Pts treated with ENZA (N=871) were stratified by DOT (<6 mo [n=121; 14%], 6 to <12 mo [n=159; 18%], 12 to <18 mo [n=161; 18%], and ≥18 mo [n=430; 49%]). Demographic characteristics were balanced across DOT subgroups. Longer ENZA DOT was associated with prolonged OS (P<0.0001); the median OS was 58.7 mo for pts with DOT ≥18 mo and 14.0 mo for pts with DOT <6 mo (HR, 0.10; 95% CI, 0.08–0.12; P<0.0001). Prognostic factors for OS were DOT, baseline prostate-specific antigen (PSA) and hemoglobin levels, disease distribution, and Gleason score. Fewer pts in the ENZA arm had ETF vs placebo (14% vs 63%) and 5-fold more pts achieved LTR (49% vs 10%). Compared with pts with ETF, pts with LTR trended toward better baseline health (ECOG status 0; higher hemoglobin levels; Brief Pain Inventory score 0–1), lower baseline PSA levels, and baseline corticosteroid use ≤7 days.

Conclusions

This post hoc analysis suggests ENZA DOT may predict OS. Pts with mCRPC who have good baseline health and low PSA levels can experience long-term disease control with ENZA, with a median OS of ∼5 y. Because confounding factors may affect treatment outcomes, further studies are needed to validate these results.

Clinical trial identification

NCT01212991.

Editorial acknowledgement

Medical writing/editorial support was provided by Kalpana Vijayan, PhD from Peloton Advantage, LLC, an OPEN Health company.

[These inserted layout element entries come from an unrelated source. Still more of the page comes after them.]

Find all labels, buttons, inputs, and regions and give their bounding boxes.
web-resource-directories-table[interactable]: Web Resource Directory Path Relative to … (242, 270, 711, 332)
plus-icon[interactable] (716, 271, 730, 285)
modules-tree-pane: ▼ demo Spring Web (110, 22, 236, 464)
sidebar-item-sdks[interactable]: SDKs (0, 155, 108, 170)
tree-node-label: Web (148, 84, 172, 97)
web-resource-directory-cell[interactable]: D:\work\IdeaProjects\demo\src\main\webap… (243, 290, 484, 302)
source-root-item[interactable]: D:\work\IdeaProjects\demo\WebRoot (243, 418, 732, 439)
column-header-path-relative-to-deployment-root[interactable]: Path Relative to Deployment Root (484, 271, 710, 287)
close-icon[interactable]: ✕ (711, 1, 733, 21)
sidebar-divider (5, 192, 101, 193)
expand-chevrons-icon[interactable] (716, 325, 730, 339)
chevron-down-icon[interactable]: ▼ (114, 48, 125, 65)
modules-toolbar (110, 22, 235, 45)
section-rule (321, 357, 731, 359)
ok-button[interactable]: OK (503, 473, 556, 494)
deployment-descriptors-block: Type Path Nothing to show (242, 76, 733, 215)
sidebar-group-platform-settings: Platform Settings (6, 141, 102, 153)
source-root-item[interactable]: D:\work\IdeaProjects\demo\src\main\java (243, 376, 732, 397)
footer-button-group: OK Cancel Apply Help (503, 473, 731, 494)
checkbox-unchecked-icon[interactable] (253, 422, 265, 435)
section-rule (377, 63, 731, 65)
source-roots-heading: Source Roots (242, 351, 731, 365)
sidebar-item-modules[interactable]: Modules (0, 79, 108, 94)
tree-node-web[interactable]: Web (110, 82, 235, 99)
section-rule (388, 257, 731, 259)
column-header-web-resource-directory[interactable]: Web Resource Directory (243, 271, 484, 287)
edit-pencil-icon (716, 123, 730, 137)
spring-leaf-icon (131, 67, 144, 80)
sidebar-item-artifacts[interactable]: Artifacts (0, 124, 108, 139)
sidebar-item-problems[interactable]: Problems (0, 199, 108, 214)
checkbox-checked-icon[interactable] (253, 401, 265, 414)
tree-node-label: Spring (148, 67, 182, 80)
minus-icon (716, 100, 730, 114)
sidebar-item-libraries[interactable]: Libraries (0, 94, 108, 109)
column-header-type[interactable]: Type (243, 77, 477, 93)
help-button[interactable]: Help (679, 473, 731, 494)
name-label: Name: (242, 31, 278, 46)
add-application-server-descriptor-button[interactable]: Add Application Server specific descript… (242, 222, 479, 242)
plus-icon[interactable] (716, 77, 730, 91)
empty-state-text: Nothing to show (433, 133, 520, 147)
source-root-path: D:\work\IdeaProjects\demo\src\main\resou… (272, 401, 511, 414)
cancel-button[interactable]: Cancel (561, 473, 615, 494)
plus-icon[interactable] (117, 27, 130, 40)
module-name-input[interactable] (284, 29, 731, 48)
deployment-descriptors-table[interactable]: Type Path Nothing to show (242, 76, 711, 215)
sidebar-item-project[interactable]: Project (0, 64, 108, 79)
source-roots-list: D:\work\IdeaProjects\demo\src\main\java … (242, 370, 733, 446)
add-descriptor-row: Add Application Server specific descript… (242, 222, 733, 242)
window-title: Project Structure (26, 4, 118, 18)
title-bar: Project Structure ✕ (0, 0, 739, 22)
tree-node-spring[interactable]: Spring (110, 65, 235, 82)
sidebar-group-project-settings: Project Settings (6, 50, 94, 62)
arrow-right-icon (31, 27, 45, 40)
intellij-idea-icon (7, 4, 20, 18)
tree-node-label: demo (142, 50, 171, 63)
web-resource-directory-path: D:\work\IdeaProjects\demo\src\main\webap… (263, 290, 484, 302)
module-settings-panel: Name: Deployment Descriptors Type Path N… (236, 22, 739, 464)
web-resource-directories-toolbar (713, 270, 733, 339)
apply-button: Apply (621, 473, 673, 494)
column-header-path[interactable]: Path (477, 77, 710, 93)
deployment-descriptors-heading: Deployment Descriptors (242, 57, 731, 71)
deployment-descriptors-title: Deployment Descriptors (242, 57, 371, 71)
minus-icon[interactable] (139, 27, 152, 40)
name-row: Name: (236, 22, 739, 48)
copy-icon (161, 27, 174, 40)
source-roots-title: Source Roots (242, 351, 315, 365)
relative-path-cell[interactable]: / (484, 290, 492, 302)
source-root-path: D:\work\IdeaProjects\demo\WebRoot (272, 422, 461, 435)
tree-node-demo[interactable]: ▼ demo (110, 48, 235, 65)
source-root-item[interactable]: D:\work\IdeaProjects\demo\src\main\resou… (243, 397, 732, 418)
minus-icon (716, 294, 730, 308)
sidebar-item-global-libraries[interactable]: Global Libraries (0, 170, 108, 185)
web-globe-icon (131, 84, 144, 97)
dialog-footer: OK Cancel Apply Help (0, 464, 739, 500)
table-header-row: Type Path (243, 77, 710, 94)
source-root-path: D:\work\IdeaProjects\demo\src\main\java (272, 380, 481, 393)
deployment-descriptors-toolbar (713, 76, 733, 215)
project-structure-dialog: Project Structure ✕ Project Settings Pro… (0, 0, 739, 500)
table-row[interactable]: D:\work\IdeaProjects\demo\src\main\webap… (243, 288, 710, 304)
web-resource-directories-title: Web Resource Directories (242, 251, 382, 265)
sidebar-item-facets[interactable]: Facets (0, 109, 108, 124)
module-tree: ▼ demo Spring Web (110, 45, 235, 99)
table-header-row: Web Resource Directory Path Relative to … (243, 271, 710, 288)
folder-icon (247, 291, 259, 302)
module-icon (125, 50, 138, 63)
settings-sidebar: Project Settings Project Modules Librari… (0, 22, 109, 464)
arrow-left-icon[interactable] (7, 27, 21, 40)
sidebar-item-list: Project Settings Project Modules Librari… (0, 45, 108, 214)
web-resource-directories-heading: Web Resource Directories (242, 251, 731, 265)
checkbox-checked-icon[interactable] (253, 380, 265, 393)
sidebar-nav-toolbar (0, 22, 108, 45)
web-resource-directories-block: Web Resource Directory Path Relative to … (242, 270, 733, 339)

Legal entity responsible for the study

Astellas Pharma Inc.

Funding

Astellas Pharma Inc. and Pfizer Inc.

Disclosure

E. Chiong: Financial Interests, Personal, Advisory Board: Janssen, Bayer, AstraZeneca, Ipsen, Amgen, Ferring, Novartis, DCH Auriga; Financial Interests, Personal, Speaker, Consultant, Advisor, Travel support: Astellas. B. Tombal: Non-Financial Interests, Institutional, Advisory Role: Astellas; Non-Financial Interests, Institutional, Advisory Board: Bayer, Farring, Janssen, Myovant, Pfizer; Financial Interests, Institutional, Leadership Role, Leadership or Fiduciary Role: EORTC, ISSECAM. M. Lian, G. Gourgioti, A. Dhar, Z. Xiao: Financial Interests, Institutional, Full or part-time Employment: Astellas. T. Beer: Financial Interests, Institutional, Research Grant, Grants or Contracts: Alliance Foundation Trials, Bayer, Boehringer Ingelheim, Corcept Therapeutics, Endocyte Inc./Advanced Accelerator Applications (AAA), Freenome, GSK, Grail Inc, Harpoon Therapeutics, Janssen Research & Development, Medivation, Inc., Sotio, Theraclone Sciences/OncoResponse, Zenith Epigenetics; Financial Interests, Institutional, Financially compensated role, Consulting Fees: Arvinas, Astellas Pharma, Bayer, Bristol-Myers Squibb Constellation, Clovis Oncology, Grail Inc, Janssen, Merck, Myovant Sciences, Novartis, Pfizer, Sanofi, Tolero. All other authors have declared no conflicts of interest.